Avenged Sevenfold – Hail To The King
Reviewed by Sebastian Kluth
Avenged Sevenfold is definitely one of the most famous contemporary metal bands popular among younger audiences in North America. The band started with some metalcore fun rides back in the days and has shifted more and more towards traditional but still quite elaborate heavy metal, as seen on the last studio effort Nightmare with Mike Portnoy on drums. This record definitely had its strong moments and I’m still occasionally listening to it.
On “Hail To The King”, all metalcore elements are gone and the band plays a mixture of groove and heavy metal with catchy pop choruses and more and more artificially sounding choir and string passages. The entire album is hold in a mid tempo pace that lacks dynamics, emotions and surprises. The polished production took away all possible forms of edges and energy.
“Hail To The King” itself is an average heavy metal track that sounds like an odd mixture of AC/DC, Manowar, and Metallica. “Crimson Day” is a symphonic ballad with a mature sound, good guitar work, and the only truly solid vocal effort somewhere between soft Metallica and epic Guns ‘N Roses. “Coming Home” is the only fresh sounding piece of music on this album altogether, due to the twin guitars, the vivid bass, and the tight drumming, which finally give us a glimpse at the talent of the involved musicians. These are the three best tracks on the album, and I’ll tell you that they are only of an average to good quality. None of the songs can beat the band’s surprisingly energizing singles “Not Ready To Die” and “Carry On”, or the last record’s masterpiece “Nightmare”.

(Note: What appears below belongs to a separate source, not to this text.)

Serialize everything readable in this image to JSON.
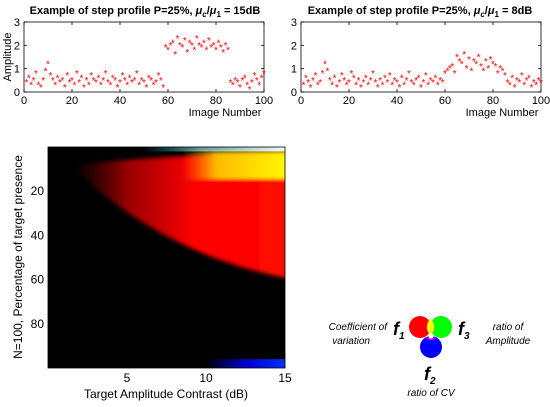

But it even gets worse. The opener, “Shepherd Of Fire”, has almost the same structure as Metallica’s “Enter Sandman”, and feels quite predictable despite its changes. “This Means War” is a “Sad But True” rip-off of the worst kind. I mean, many bands are inspired by Metallica, but why pick their most popular songs and copy them without any inspiration or creativity? In addition to this, I have never really liked Metallica’s self-titled “black album” and still think it’s their most boring record apart from the horrible Lulu project with Lou Reed. “Sad But True” has always sounded to me like an odd mixture of groove metal and hip-hop, and is one of the metal songs I have always hated the most. Let me tell you that Avenged Sevenfold’s take on this song is even worse than the original. “Heretic” hits a similar way and sounds like a commercial rip-off of another highly overrated and popular American metal band: Megadeth. This song sounds like a handicapped copy of “Symphony Of Destruction”, especially in the main riff and opening moments. If they had to choose American bands and add an overdose of orchestral elements to most of their songs, why couldn’t they at least have been inspired by the amazing Savatage?
Throughout the album, the band tries to sound mature but fails horrifically at this attempt. “Requiem” and “Planets” include an overdose of symphonic elements which desperately attempt to add a sophisticated touch to the music. The problem is the weak song writing, that just lacks substance. The whole thing sounds incredibly artificial, and is nothing but blown-up creative emptiness without any memorable moments. The choirs of “Requiem” don’t fit at all with the rest of the song, and actually made me laugh out loud, while “Planets” gets so redundant and repetitive that one can easily skip the last two minutes (if not the entire song).
But the worst thing on this whole album is the closing cheesy ballad “Acid Rain”. I would have expected this kind of song from Ronan Keating, but not from a metal or rock band. The difference between Ronan Keating and Avenged Sevenfold vocalist M. Shadows is that the first one actually has some good vocal skills, while the latter sounds as if he was singing with a stuffy nose. This song is, in fact, the most pathetic, kitschy ballad I have ever had to sit through. Even the dullest Freedom Call ballad and the most commercial Sonata Arctica single have far more eggs than this stiff piece of boredom. It ends a disappointing record on a truly bad note.
After the solid metal record Nightmare, the promising recent singles, and the rather unusual choice of “Hail To The King” as lead single and title track, everything seemed to be set for a great record. However, Hail To The King feels artificial, bloated, and completely lacking in charisma, energy, and originality. It seems as if the king was going through a severe identity crisis and desperately tried to sound like the new Metallica by forgetting where he really came from and what made him so popular. I hope that critics and fans prepare for a putsch, and are looking elsewhere for a new and more authentic king or queen. Just avoid this release and don’t hop on a crashing trend train.